China's US$10 trillion economy has lacked the kind of regularly published employment statistics that developed-nation policy makers such as Janet Yellen rely on to shape decisions. The push for a better jobs barometer coincides with efforts to further open the country's capital markets and a bid for reserve currency status from the International Monetary Fund.
A broader and more accurate survey-based unemployment rate "will be a key indicator of short-term fluctuations in China's economy," said Lu Ting, chief economist at Huatai Securities Co. "It can provide an important base for an accurate and more scientific approach to China's macro policy decisions."
The current quarterly registered urban jobless rate is based on the number of people who apply for state benefits and job-seeking assistance in the event they find themselves out of work. Migrant workers - those who have moved to cities to find employment - can't register for benefits in their new locales because they typically don't have residency permits, meaning the reading effectively excludes more than 200 million people.
The existing rate barely fluctuates. It was 4.05 per cent in the first quarter, slightly below the peak of 4.3 per cent during the global financial crisis six years ago.
Premier Li first alluded to the new, survey-based number early last year, even though it isn't regularly released.
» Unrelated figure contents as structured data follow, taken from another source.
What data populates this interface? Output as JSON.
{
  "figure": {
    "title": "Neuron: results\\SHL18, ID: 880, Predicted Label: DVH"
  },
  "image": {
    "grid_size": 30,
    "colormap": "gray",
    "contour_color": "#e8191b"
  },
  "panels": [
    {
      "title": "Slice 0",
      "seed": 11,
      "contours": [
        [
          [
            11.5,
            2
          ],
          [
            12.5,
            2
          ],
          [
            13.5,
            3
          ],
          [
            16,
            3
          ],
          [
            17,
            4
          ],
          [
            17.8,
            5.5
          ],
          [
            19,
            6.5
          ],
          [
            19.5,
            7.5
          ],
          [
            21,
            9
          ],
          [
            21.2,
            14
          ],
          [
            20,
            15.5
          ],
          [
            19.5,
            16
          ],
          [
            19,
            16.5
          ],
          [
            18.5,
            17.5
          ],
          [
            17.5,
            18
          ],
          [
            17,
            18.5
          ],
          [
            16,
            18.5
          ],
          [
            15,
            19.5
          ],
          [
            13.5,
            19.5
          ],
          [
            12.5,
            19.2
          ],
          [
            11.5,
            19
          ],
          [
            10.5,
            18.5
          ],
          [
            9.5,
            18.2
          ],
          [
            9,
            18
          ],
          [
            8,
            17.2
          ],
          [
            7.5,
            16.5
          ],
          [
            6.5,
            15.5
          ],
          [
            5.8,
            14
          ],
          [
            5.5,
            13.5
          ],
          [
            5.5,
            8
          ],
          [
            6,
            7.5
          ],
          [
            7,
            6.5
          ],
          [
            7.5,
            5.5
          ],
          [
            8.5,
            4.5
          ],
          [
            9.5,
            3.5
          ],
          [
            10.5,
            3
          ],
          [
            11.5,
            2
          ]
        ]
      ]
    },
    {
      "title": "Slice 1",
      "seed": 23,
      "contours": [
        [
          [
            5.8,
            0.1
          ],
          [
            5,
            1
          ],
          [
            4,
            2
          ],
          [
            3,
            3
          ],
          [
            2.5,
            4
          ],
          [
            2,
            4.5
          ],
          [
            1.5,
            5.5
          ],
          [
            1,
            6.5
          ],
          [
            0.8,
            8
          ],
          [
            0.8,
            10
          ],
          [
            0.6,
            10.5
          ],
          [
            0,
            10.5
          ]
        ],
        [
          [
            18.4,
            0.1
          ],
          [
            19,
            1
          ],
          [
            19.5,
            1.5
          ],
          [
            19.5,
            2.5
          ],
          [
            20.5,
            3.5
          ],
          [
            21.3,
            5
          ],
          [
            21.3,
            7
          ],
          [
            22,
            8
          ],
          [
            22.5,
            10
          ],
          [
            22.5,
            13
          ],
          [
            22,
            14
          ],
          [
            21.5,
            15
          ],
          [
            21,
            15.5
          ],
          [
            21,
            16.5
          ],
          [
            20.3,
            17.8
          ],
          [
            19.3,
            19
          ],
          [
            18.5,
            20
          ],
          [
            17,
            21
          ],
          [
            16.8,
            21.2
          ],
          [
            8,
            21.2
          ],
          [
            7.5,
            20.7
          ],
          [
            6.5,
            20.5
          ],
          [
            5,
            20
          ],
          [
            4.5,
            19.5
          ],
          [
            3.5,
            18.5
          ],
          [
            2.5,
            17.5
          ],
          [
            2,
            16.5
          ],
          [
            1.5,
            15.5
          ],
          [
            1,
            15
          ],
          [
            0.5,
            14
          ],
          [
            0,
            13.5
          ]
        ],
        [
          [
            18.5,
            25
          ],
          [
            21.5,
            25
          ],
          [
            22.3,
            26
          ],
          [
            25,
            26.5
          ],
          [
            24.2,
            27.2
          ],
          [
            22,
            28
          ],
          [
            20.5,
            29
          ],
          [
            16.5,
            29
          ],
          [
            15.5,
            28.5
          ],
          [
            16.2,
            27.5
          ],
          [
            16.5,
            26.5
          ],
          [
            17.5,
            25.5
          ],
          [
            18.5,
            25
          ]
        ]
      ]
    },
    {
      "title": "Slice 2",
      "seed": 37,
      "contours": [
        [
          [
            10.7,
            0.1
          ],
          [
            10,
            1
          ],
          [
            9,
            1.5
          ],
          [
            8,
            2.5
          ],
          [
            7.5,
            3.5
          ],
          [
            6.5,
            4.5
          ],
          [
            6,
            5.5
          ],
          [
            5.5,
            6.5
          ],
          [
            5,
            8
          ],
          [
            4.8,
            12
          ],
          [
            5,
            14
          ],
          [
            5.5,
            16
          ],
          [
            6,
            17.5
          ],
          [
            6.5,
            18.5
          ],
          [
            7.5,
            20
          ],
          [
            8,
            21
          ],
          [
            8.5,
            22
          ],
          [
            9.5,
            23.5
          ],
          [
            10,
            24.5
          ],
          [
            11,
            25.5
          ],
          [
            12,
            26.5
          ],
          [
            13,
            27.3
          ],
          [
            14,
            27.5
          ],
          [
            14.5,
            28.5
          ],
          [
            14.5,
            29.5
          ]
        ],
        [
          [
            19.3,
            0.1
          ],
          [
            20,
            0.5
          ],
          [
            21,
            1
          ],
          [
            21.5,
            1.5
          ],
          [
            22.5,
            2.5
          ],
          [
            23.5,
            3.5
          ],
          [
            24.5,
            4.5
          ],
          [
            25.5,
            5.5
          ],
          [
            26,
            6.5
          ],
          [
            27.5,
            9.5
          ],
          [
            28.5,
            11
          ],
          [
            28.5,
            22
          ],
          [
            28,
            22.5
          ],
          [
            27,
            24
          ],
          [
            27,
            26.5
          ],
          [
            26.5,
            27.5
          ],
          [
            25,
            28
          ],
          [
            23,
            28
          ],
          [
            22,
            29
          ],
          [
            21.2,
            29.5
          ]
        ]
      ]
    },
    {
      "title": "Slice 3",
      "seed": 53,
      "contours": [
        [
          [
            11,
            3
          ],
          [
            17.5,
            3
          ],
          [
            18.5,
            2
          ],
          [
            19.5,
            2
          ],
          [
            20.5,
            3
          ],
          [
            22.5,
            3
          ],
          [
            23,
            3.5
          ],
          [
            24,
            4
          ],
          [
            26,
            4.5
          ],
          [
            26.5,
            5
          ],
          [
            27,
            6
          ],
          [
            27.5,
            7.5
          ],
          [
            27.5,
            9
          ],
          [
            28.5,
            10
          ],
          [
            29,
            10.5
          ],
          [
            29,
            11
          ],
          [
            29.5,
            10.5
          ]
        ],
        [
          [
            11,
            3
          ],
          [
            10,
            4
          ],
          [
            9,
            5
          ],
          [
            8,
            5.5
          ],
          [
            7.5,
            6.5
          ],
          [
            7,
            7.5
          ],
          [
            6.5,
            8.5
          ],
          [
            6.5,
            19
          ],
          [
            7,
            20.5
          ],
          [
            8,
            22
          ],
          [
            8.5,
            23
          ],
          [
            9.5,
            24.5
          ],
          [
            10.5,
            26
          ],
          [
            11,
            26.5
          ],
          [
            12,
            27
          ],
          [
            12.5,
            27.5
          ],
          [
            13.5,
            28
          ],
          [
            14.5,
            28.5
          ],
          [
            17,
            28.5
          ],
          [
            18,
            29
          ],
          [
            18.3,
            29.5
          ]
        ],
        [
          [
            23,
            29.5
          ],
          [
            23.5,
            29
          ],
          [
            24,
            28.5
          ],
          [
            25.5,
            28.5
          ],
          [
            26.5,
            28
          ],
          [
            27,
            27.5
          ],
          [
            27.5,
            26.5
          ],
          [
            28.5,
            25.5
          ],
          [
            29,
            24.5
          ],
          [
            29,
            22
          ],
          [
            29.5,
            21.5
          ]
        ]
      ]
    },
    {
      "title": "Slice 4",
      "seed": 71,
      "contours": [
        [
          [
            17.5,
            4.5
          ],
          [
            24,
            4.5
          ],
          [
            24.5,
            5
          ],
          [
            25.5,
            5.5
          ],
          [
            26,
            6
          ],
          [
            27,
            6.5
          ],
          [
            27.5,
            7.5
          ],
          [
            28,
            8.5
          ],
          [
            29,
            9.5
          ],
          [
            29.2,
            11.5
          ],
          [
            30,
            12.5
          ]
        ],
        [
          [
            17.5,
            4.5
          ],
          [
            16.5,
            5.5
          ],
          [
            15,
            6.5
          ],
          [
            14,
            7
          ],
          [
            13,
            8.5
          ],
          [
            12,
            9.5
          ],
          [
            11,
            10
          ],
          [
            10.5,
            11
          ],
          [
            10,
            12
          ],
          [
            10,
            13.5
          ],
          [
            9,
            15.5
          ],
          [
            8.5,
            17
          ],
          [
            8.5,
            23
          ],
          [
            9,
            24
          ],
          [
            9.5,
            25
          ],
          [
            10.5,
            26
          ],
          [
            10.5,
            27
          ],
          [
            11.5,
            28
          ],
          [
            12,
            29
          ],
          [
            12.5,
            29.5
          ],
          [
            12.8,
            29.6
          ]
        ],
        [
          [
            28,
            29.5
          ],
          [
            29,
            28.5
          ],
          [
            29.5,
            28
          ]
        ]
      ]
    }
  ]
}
That level was about 5.1 per cent in May, according to a June 12 statement from the statistics bureau.
"Many countries make macro economic policies following survey-based employment rates," Mr Li said two days before the NBS release, according to a statement on the government's website. "The employment indicator is of key importance."
Mr Li - who famously called China's growth figures "man made" in 2007, years before his current role - wants the new rate to be "the real authoritative data." The new reading has been about 1 percentage point higher than the existing official measure each time it was sporadically been announced, either by the NBS, Premier Li himself, or the National Development and Reform Commission.
Even using the higher jobless number, the labour market has been resilient through China's slowdown. Pledging in March to protect job creation as the leadership presses on with economic reform, policy makers have eased monetary policy and orchestrated a debt swap to keep local governments spending.
"Labour markets have so far proved robust to declining growth and may even be strengthening slightly as the stimulus bolsters demand," Bloomberg economist Tom Orlik wrote in a report last week. "China's government has said that a rise in unemployment would trigger a more aggressive policy response. Stability in labor markets is another reason to expect a measured approach."
The new survey's design will follow the International Labour Organization's standards and the NBS will hire third- party supervisors to monitor the household visits, according to the bureau's e-mail to Bloomberg. The survey will be extended to all prefecture level cities, according to the NBS. China has about 300 such cities and districts.
Surveyors will collect the data with a handheld device in 120,000 households and report real-time to the NBS "so we can reduce the middlemen and ensure the timeliness and accuracy of the survey data," the bureau wrote. The US employment report features the results of surveys into 60,000 households.